Brenda investigates gentrification as a form of internal colonialism in the historic Mexican neighborhood of Highland Park, which currently feeds L.A.’s homelessness crisis. In many urban areas of Los Angeles, murals and community art continues to offer images of Indigenous survivance. In recent years, our neighborhoods beloved and legally registered murals are being systematically erased as part of gentrification efforts. My research looks at Highland Park as a case study with the mass whitewashing of murals, most recently the Cesar Chavez Foundation funded farmworkers mural at Garvanza Elementary during National Hispanic Heritage month and other threatened murals featuring sacred imagery, deep Indigenous iconography, and displaced artistic heritage. Brenda shows how whitewashing Indigenous iconography in community art and constructing fenced walls or “gentrifences'' around gentrifier homes exemplify the disavowal of the neoliberal psyche which Lynne Layton (2009) identified as the main defense mechanism of neoliberal subjectivity. Gentrification is a form of cultural homogenization that measurably increases disparities in community health. Furthermore, this critical participant artivist research shows how the psychological shock of gentrification is an ecopsychological injustice that severs ties between people and the land, thus violating one’s well-being. In Indigenous paradigms, psychological sense of community often includes relationships with place, plants, animals, and spirits. For communities facing de-indigenization and displacement, art-making is a means for cultural survival, not just therapy. Making, memorializing, and maintaining murals and graffiti art can open portals for decoloniality, decolonial praxis, and aid in healing collective and inter-generational traumas.

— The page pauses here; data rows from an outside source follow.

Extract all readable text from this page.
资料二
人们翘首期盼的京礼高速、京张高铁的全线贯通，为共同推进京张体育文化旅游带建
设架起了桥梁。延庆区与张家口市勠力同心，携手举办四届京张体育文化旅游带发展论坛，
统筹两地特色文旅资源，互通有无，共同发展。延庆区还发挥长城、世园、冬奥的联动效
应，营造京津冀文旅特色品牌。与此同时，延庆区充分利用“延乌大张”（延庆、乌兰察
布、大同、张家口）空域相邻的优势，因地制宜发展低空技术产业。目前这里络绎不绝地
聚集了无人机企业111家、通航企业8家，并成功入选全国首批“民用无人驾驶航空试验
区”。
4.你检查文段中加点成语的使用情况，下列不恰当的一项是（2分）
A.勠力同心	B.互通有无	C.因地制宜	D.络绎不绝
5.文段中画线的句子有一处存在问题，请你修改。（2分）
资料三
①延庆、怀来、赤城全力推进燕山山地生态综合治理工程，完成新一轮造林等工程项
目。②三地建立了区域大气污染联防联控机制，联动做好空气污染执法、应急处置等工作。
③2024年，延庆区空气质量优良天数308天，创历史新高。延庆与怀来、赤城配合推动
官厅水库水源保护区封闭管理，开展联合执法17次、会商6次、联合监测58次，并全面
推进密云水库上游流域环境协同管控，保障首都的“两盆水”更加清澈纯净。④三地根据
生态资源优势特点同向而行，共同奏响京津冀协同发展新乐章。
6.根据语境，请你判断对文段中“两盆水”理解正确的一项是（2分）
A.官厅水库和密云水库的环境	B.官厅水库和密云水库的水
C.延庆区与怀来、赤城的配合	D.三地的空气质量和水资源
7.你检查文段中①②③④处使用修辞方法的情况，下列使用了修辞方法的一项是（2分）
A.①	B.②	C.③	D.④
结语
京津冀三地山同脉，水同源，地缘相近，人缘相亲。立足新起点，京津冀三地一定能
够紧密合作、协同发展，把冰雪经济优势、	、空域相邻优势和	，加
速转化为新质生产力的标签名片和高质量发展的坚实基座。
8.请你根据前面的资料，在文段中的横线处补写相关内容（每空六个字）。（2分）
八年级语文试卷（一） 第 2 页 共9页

Brenda has lectured, published and presented her research in community centers and educational institutions around the United States. Brenda continues her work and research as an art and psyche education consultant using her very own unique Indigenous, decolonial arts-based methods and critical frameworks for restorative and juvenile justice, healing interpersonal and complex trauma for children, adolescents, adults and collective communities.